Lorsque les chercheurs ont étudié la mémoire visuelle pour des objets spécifiques, ils ont constaté que les participants capables de prendre des photos se débrouillaient mieux sur des tâches de mémoire visuelle, peu importe que les objets en question aient été plus ou moins photographiés. Les photographes avaient même une meilleure mémoire visuelle pour les parties de l’exposition qu’ils n’avaient pas photographiés, par rapport aux participants qui n’étaient pas capables de prendre des photos.

« Ces résultats suggèrent que le fait d’avoir un appareil photo change fondamentalement la façon dont les gens abordent une expérience », affirment les auteurs. « Même lorsque les gens ne prennent pas de photo d’un objet particulier, comme une sculpture, mais qu’ils ont un appareil photo avec eux et l’intention de prendre des photos, ils se souviennent mieux de cette sculpture que les personnes qui n’avaient pas d’appareil photo avec eux ».

En mettant en commun les résultats des quatre études, les chercheurs ont constaté que la prise de photos avait un effet positif fiable sur la mémoire visuelle et un effet négatif plus faible mais fiable sur la mémoire auditive.

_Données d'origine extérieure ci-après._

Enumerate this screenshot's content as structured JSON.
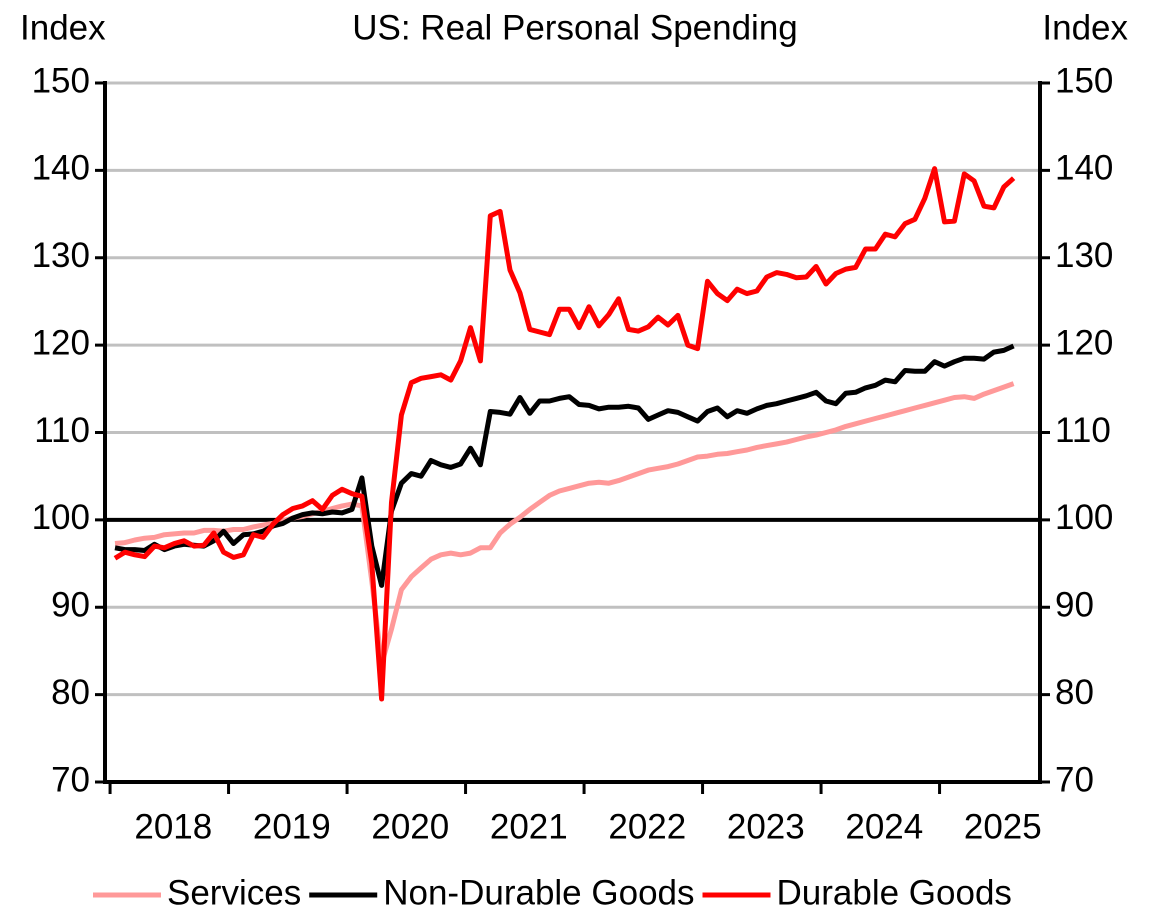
{
  "chart_data": {
    "type": "line",
    "title": "US: Real Personal Spending",
    "ylabel": "Index",
    "y2label": "Index",
    "categories": [
      null,
      null,
      null,
      null,
      null,
      null,
      "2018",
      null,
      null,
      null,
      null,
      null,
      null,
      null,
      null,
      null,
      null,
      null,
      "2019",
      null,
      null,
      null,
      null,
      null,
      null,
      null,
      null,
      null,
      null,
      null,
      "2020",
      null,
      null,
      null,
      null,
      null,
      null,
      null,
      null,
      null,
      null,
      null,
      "2021",
      null,
      null,
      null,
      null,
      null,
      null,
      null,
      null,
      null,
      null,
      null,
      "2022",
      null,
      null,
      null,
      null,
      null,
      null,
      null,
      null,
      null,
      null,
      null,
      "2023",
      null,
      null,
      null,
      null,
      null,
      null,
      null,
      null,
      null,
      null,
      null,
      "2024",
      null,
      null,
      null,
      null,
      null,
      null,
      null,
      null,
      null,
      null,
      null,
      "2025",
      null
    ],
    "series": [
      {
        "name": "Services",
        "color": "#ff9999",
        "values": [
          97.3,
          97.4,
          97.7,
          97.9,
          98.0,
          98.3,
          98.4,
          98.5,
          98.5,
          98.8,
          98.8,
          98.7,
          98.9,
          98.9,
          99.2,
          99.4,
          99.6,
          99.9,
          100.2,
          100.4,
          100.7,
          101.0,
          101.3,
          101.6,
          101.8,
          101.6,
          93,
          83.5,
          87.5,
          92,
          93.5,
          94.5,
          95.5,
          96,
          96.2,
          96,
          96.2,
          96.8,
          96.8,
          98.5,
          99.5,
          100.3,
          101.2,
          102,
          102.8,
          103.3,
          103.6,
          103.9,
          104.2,
          104.3,
          104.2,
          104.5,
          104.9,
          105.3,
          105.7,
          105.9,
          106.1,
          106.4,
          106.8,
          107.2,
          107.3,
          107.5,
          107.6,
          107.8,
          108.0,
          108.3,
          108.5,
          108.7,
          108.9,
          109.2,
          109.5,
          109.7,
          110,
          110.3,
          110.7,
          111.0,
          111.3,
          111.6,
          111.9,
          112.2,
          112.5,
          112.8,
          113.1,
          113.4,
          113.7,
          114.0,
          114.1,
          113.9,
          114.4,
          114.8,
          115.2,
          115.6
        ]
      },
      {
        "name": "Non-Durable Goods",
        "color": "#000000",
        "values": [
          96.8,
          96.6,
          96.6,
          96.5,
          97.2,
          96.6,
          97.0,
          97.2,
          97.1,
          97.0,
          97.6,
          98.7,
          97.3,
          98.3,
          98.4,
          98.7,
          99.3,
          99.6,
          100.2,
          100.6,
          100.8,
          100.7,
          100.9,
          100.8,
          101.2,
          104.8,
          97,
          92.5,
          101,
          104.2,
          105.3,
          105,
          106.8,
          106.3,
          106,
          106.4,
          108.2,
          106.3,
          112.4,
          112.3,
          112.1,
          114,
          112.2,
          113.6,
          113.6,
          113.9,
          114.1,
          113.2,
          113.1,
          112.7,
          112.9,
          112.9,
          113,
          112.8,
          111.5,
          112,
          112.5,
          112.3,
          111.8,
          111.3,
          112.4,
          112.8,
          111.8,
          112.5,
          112.2,
          112.7,
          113.1,
          113.3,
          113.6,
          113.9,
          114.2,
          114.6,
          113.6,
          113.3,
          114.5,
          114.6,
          115.1,
          115.4,
          116.0,
          115.8,
          117.1,
          117,
          117,
          118.1,
          117.6,
          118.1,
          118.5,
          118.5,
          118.4,
          119.2,
          119.4,
          119.9
        ]
      },
      {
        "name": "Durable Goods",
        "color": "#ff0000",
        "values": [
          95.6,
          96.3,
          96.0,
          95.8,
          97.0,
          96.8,
          97.3,
          97.6,
          97.0,
          97.1,
          98.5,
          96.3,
          95.7,
          96,
          98.3,
          98,
          99.5,
          100.6,
          101.3,
          101.6,
          102.2,
          101.2,
          102.8,
          103.5,
          103,
          102.7,
          95,
          79.5,
          102,
          112,
          115.7,
          116.2,
          116.4,
          116.6,
          116.0,
          118.2,
          122,
          118.2,
          134.8,
          135.3,
          128.6,
          126,
          121.8,
          121.5,
          121.2,
          124.1,
          124.1,
          122.0,
          124.4,
          122.2,
          123.5,
          125.3,
          121.8,
          121.6,
          122.1,
          123.2,
          122.3,
          123.4,
          120,
          119.6,
          127.3,
          125.9,
          125.1,
          126.4,
          125.9,
          126.2,
          127.8,
          128.3,
          128.1,
          127.7,
          127.8,
          129.0,
          127,
          128.2,
          128.7,
          128.9,
          131,
          131,
          132.7,
          132.4,
          133.9,
          134.4,
          136.8,
          140.2,
          134.1,
          134.2,
          139.6,
          138.8,
          135.9,
          135.7,
          138.1,
          139.1
        ]
      }
    ],
    "ylim": [
      70,
      150
    ],
    "yticks": [
      70,
      80,
      90,
      100,
      110,
      120,
      130,
      140,
      150
    ],
    "y2lim": [
      70,
      150
    ],
    "y2ticks": [
      70,
      80,
      90,
      100,
      110,
      120,
      130,
      140,
      150
    ],
    "reference_line": 100,
    "grid": true
  }
}
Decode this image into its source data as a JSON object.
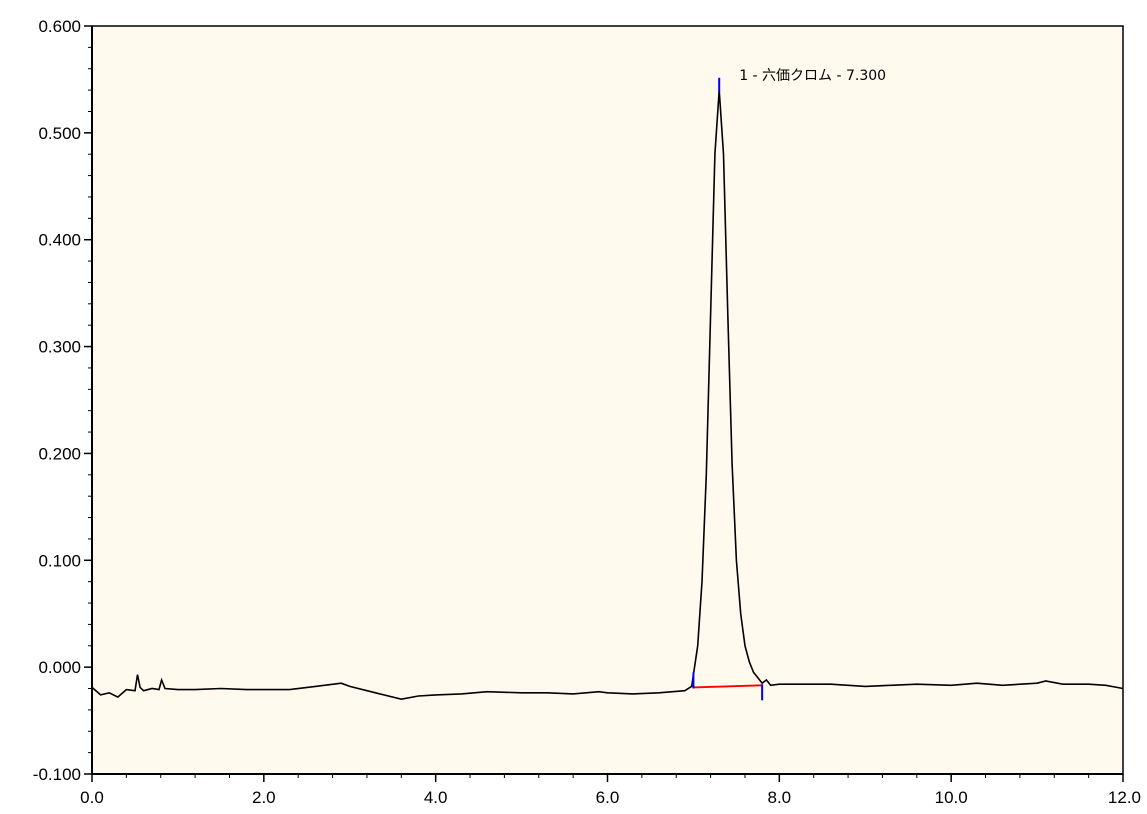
{
  "chart_data": {
    "type": "line",
    "title": "",
    "xlabel": "",
    "ylabel": "",
    "xlim": [
      0.0,
      12.0
    ],
    "ylim": [
      -0.1,
      0.6
    ],
    "grid": false,
    "x_ticks": [
      "0.0",
      "2.0",
      "4.0",
      "6.0",
      "8.0",
      "10.0",
      "12.0"
    ],
    "y_ticks": [
      "-0.100",
      "0.000",
      "0.100",
      "0.200",
      "0.300",
      "0.400",
      "0.500",
      "0.600"
    ],
    "series": [
      {
        "color": "#000000",
        "x": [
          0.0,
          0.1,
          0.2,
          0.3,
          0.4,
          0.5,
          0.53,
          0.56,
          0.6,
          0.7,
          0.78,
          0.81,
          0.85,
          1.0,
          1.2,
          1.5,
          1.8,
          2.0,
          2.3,
          2.6,
          2.9,
          3.0,
          3.3,
          3.6,
          3.8,
          4.0,
          4.3,
          4.6,
          5.0,
          5.3,
          5.6,
          5.9,
          6.0,
          6.3,
          6.6,
          6.9,
          6.98,
          7.05,
          7.1,
          7.15,
          7.2,
          7.25,
          7.3,
          7.35,
          7.4,
          7.45,
          7.5,
          7.55,
          7.6,
          7.65,
          7.7,
          7.75,
          7.8,
          7.85,
          7.9,
          8.0,
          8.3,
          8.6,
          9.0,
          9.3,
          9.6,
          10.0,
          10.3,
          10.6,
          11.0,
          11.1,
          11.3,
          11.6,
          11.8,
          12.0
        ],
        "y": [
          -0.019,
          -0.026,
          -0.024,
          -0.028,
          -0.021,
          -0.022,
          -0.007,
          -0.019,
          -0.022,
          -0.02,
          -0.021,
          -0.012,
          -0.02,
          -0.021,
          -0.021,
          -0.02,
          -0.021,
          -0.021,
          -0.021,
          -0.018,
          -0.015,
          -0.018,
          -0.024,
          -0.03,
          -0.027,
          -0.026,
          -0.025,
          -0.023,
          -0.024,
          -0.024,
          -0.025,
          -0.023,
          -0.024,
          -0.025,
          -0.024,
          -0.022,
          -0.018,
          0.02,
          0.08,
          0.18,
          0.33,
          0.48,
          0.54,
          0.48,
          0.33,
          0.19,
          0.1,
          0.05,
          0.02,
          0.005,
          -0.005,
          -0.01,
          -0.015,
          -0.012,
          -0.017,
          -0.016,
          -0.016,
          -0.016,
          -0.018,
          -0.017,
          -0.016,
          -0.017,
          -0.015,
          -0.017,
          -0.015,
          -0.013,
          -0.016,
          -0.016,
          -0.017,
          -0.02
        ]
      }
    ],
    "baseline": {
      "x": [
        7.0,
        7.8
      ],
      "y": [
        -0.019,
        -0.017
      ],
      "color": "#ff0000"
    },
    "markers": [
      {
        "x": 7.0,
        "y": -0.019,
        "color": "#0000ff"
      },
      {
        "x": 7.8,
        "y": -0.017,
        "color": "#0000ff"
      },
      {
        "x": 7.3,
        "y": 0.545,
        "color": "#0000ff"
      }
    ],
    "peak_annotation": {
      "x": 7.3,
      "y": 0.54,
      "text": "1 - 六価クロム - 7.300"
    },
    "colors": {
      "plot_background": "#fff9ee",
      "axis": "#000000",
      "trace": "#000000",
      "baseline": "#ff0000",
      "marker": "#0000ff"
    }
  }
}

Même les participants qui pensaient que leurs photos seraient effacées et ceux à qui l’on avait demandé de « prendre mentalement une photo » ont montré une mémoire visuelle améliorée et une mémoire auditive altérée par rapport aux participants qui ne pouvaient pas prendre de photos.

Ensemble, ces expériences suggèrent que le fait de photographier nos expériences n’externalise pas tant notre mémoire qu’il la concentre, en canalisant notre attention vers les aspects visuels de nos expériences et en l’éloignant des autres.